Why PERS reform is imperative in 2 charts

Victor Joecks

The Public Employees’ Retirement System of Nevada has a huge math problem: It’s promised to pay around $40 billion more in benefits than it currently has, even after including reasonable returns from its investment.

While few individuals have as much in their retirement account as they would like, PERS’ math problem affects all Nevadans, because taxpayers guarantee these benefits. One significant cause of this problem is that PERS assumes it will average 8 percent a year in investment returns.

Since the 1980s, though, investment returns have been trending downward. The chart below shows PERS’ actuarial value investment return, which is an average of its investment returns for the last five years.

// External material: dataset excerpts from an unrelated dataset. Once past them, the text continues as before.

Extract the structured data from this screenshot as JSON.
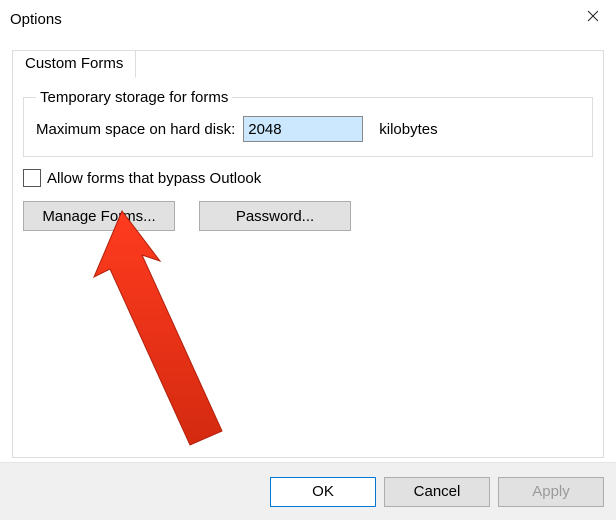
{
  "window": {
    "title": "Options"
  },
  "tab": {
    "label": "Custom Forms"
  },
  "group": {
    "legend": "Temporary storage for forms",
    "maxspace_label": "Maximum space on hard disk:",
    "maxspace_value": "2048",
    "units": "kilobytes"
  },
  "bypass": {
    "label": "Allow forms that bypass Outlook"
  },
  "buttons": {
    "manage": "Manage Forms...",
    "password": "Password..."
  },
  "footer": {
    "ok": "OK",
    "cancel": "Cancel",
    "apply": "Apply"
  },
  "annotation": {
    "color": "#ff3b1f"
  }
}
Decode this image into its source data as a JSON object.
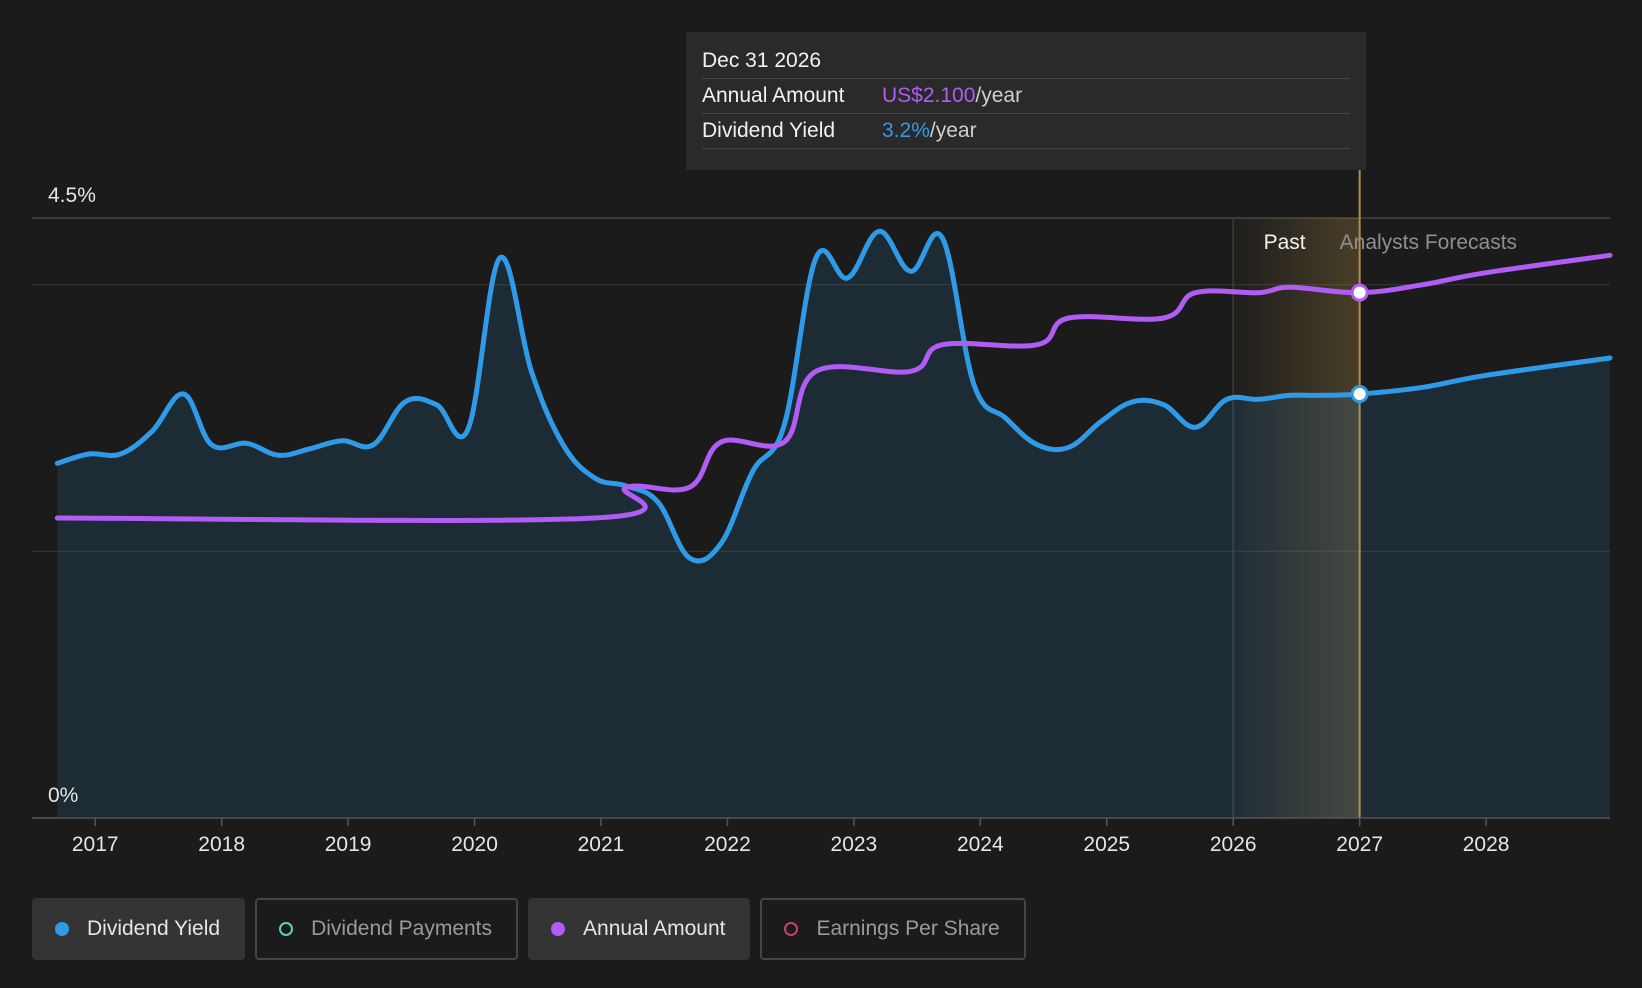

PERS uses this to “smooth” out investment returns, and these returns show cyclic investments returns that are trending down.

Investment returns from FY 1985 to 1994 averaged 13.2 percent. From FY 1995 to 2003, investment returns were 9.6 percent. From FY 2004 to 2013, PERS’ actuarial investment returns averaged just 5.7 percent and only topped 8 percent once.

As returns have fallen below projections, the status quo forces taxpayers to increase their contribution rates. Faced with increasing contribution rates, politicians have either raised taxes, allowed increased PERS contributions to crowd out other spending priorities or both.

The required contribution rate for police and fire employees has grown from 28.5 percent of salary in FY 2004 to 40.5 percent in FY 2015. Contributions for regular employees have gone from 20.25 percent to 25.75 percent.

That’s right: Taxpayers contribute an additional 40.5 percent of a police or fire employee’s salary to pay for their retirement. What private sector employee receives a 40.5 percent or even a 25.75 percent pension contribution?

While a government employee is supposed to pay half of this amount, government workers have rarely seen their pay decrease as these contribution rates have increased. Instead, the government employer usually pays the employee’s share of the increased contribution in lieu of a pay increase.

In just 12 years, contribution rates have increased by 42 percent for police and fire and 27 percent for other government employees. And that’s only one factor in the absolute increase in pension spending. Total contributions have also increased as employee salaries and the number of government employees have grown.

Just over a year ago, AonHewitt produced a $50,000 report purporting to show that the financial health of PERS is improving and that the unfunded liability will disappear in 30 years. While some union officials claimed the report showed that Nevada doesn’t need to enact pension reform, a look behind the assumptions of the report shows significant problems.

First, AonHewitt assumed that contribution rates would increase, again, to 44 percent for police/fire and to 28.7 percent for regular employees. Second, it assumed that PERS would average 8 percent in investment returns for 30 consecutive years.

As the numbers above show, that isn’t mathematically realistic.

So, what steps should lawmakers take to fix this math problem?

The ultimate solution, which both Republican-leaning Utah and Democrat-leaning Rhode Island have adopted, is to implement a hybrid system that protects workers in the current defined benefit system and limits taxpayer liability, while transitioning to a defined contribution system for new employees. Additional information is available in Utah state Sen. Dan Liljenquist’s study, Keeping the Promise: State Solutions for Government Pension Reform.

Other reforms lawmakers should consider include:

  • Require PERS to follow generally accepted accounting standards for private companies
  • Calculate pensions only on base pay, instead of including things like call back or longevity pay.
  • Base pensions on the average of an employee’s highest 10 year of earnings. For comparison, Social Security bases payouts on a worker’s highest 35 years of pay
  • Change the structure of PERS Board by not allowing a PERS participant, either a current member or retiree, to sit on the board

Pension reform is a mathematical necessity. Fortunately, lawmakers have a variety of options to improve the flexibility, portability and sustainability of Nevada’s government pensions.